Jessie
fotografiada por un mago. Ha soportado el calor y otros defectos. La pequeña
sombra
que se infiltra en el papel, coloniza los colores dudosos, los materializa en
blanco y negro
como en
un revival de furioso angular. La trama se traslada a una gran ciudad donde
abundan
motores y fantasmas. Las máquinas tienen su espíritu para el baile,
sonríen
antes de servir el café. En el parque, la bestia numeraria se ha enterado de la
visita y prepara
sus
fauces y sus grapas, es un monstruo solo de aire, pero encanta, fascina a los
profetas
que ya otean
un nuevo apocalipsis. La niña en la ventana está esperando el tono
para
echarse a cantar. Los jilgueros disuelven bandadas de gorriones con su toque de
queda y por el suelo
ocurren
cosas impensables.
Una
muchacha con trenzas ha salido del gueto para encaramarse al centro de la
estatua; este espacio
seguro forma un gigantesco pedestal que se eleva arisco hacia la parte del cielo más
desangelada; la chica
aguanta
todo por su sangre real, en su vida se corren más riesgos,
suceden
más poemas, acontecimientos teatrales que esquivar con audacia dorsal,
persecuciones
con la sirena encendida, con la boca encendida de carmín. Hoy se ha arreglado
bastante
para
escuchar a Jess, su voz atormentada, la salvaje tormenta de su voz.

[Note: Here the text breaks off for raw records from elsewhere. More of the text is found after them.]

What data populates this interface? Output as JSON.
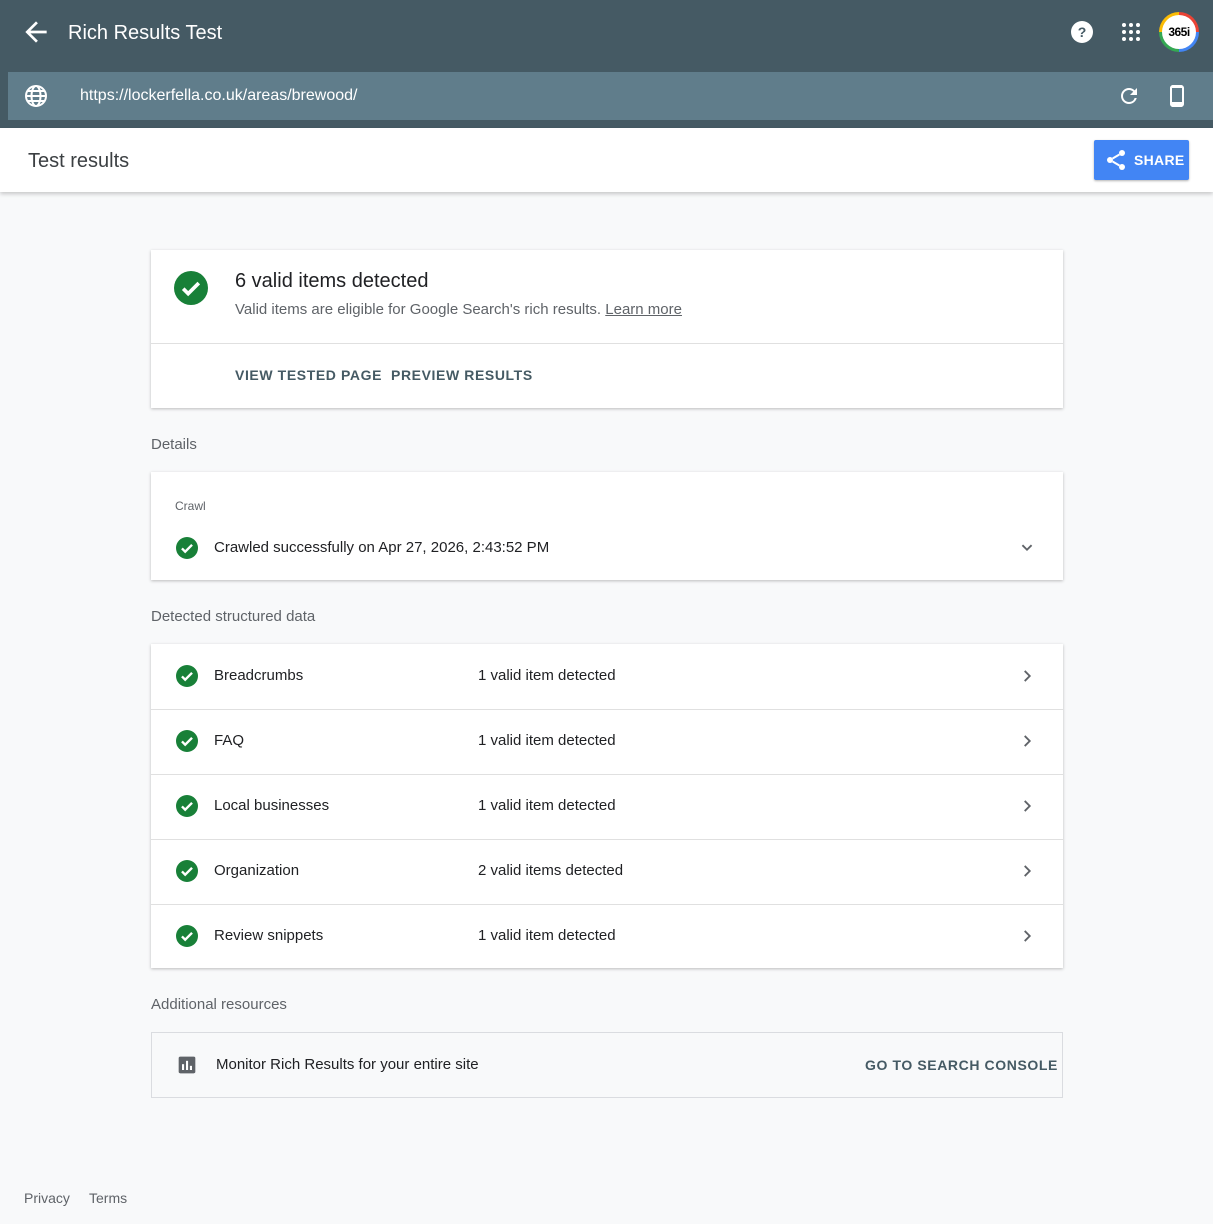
{
  "app": {
    "title": "Rich Results Test",
    "avatar_text": "365i"
  },
  "urlbar": {
    "url": "https://lockerfella.co.uk/areas/brewood/"
  },
  "header": {
    "title": "Test results",
    "share_label": "SHARE"
  },
  "summary": {
    "title": "6 valid items detected",
    "subtitle": "Valid items are eligible for Google Search's rich results.",
    "learn_more": "Learn more",
    "view_tested_page": "VIEW TESTED PAGE",
    "preview_results": "PREVIEW RESULTS"
  },
  "details": {
    "section_label": "Details",
    "crawl_label": "Crawl",
    "crawl_status": "Crawled successfully on Apr 27, 2026, 2:43:52 PM"
  },
  "structured": {
    "section_label": "Detected structured data",
    "items": [
      {
        "name": "Breadcrumbs",
        "count": "1 valid item detected"
      },
      {
        "name": "FAQ",
        "count": "1 valid item detected"
      },
      {
        "name": "Local businesses",
        "count": "1 valid item detected"
      },
      {
        "name": "Organization",
        "count": "2 valid items detected"
      },
      {
        "name": "Review snippets",
        "count": "1 valid item detected"
      }
    ]
  },
  "resources": {
    "section_label": "Additional resources",
    "text": "Monitor Rich Results for your entire site",
    "button": "GO TO SEARCH CONSOLE"
  },
  "footer": {
    "privacy": "Privacy",
    "terms": "Terms"
  },
  "colors": {
    "topbar": "#455a64",
    "urlbar": "#607d8b",
    "accent": "#4285f4",
    "success": "#188038"
  }
}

Nada de
copas hoy, nada de fiesta,
algún
tropiezo semejante a un desafío, una clase de lluvia en el primer estante del
supermercado.
Atletas
procedentes del subsuelo recorren la estructura del parque, miden
la
longitud de los silencios, el canto de las nubes, el trapecio corriente de las
hojas. La muchacha mueve un músculo secreto,
autónomo
y sus piernas empiezan a crearse; ramos de polvo descienden a la noche. Tanto
aire
marea;
sube la fiebre como por una cuesta pronunciada, la temperatura del sol ha
descargado sobre el asfalto
su
entraña plástica, su prejuicio. No hay que temer por el destino de los
vagabundos,
tampoco
por el de la mujer que duerme a la intemperie, pues va a manifestarse una
carroza (espontáneamente).
De
pronto, unos dibujos animados de calidad infrecuente sobrepasan la barrera de
la realidad y entonan
su
mágica cordada, su quinteto de cuerda, un aparte con Yuja y sus probetas de
ensayo, ese piano científico; las ninfas, no,
no las
princesas atónitas con sus delicados estros, sus ojos diamantes y su fe. Jessie
canta como un flan en Times Square,
olvida
la letra y, a cambio, memoriza un deseo intangible, un anhelo general, algo
presente que
se
parece al fondo del futuro. La muchacha ahora busca un recipiente para su alma
entre los hijos de la necesidad;
como
siempre, una multitud boquiabierta observa el trance, toma fotos sin parar,
graba
los
eslóganes, no se pierde una esdrújula de la balada, ni una espina del pescado
ni un
nervio de la carne. Los centinelas brotan de los árboles y los héroes
desnudan
sus mascaras para oír mejor el llanto popular y ver mejor el odio reflejado en
las lunas de los escaparates.
La
ciudad se ha blindado contra el sueño del amor; brinda a la salud de los
muertos y escupe
una
mezcla de rabia y desencanto en la pureza de un vaso de whisky. Jessie ha
pasado sin pena ni gloria
por el
barrio, llevaba una bandera del sur que ardía como un cielo abandonado.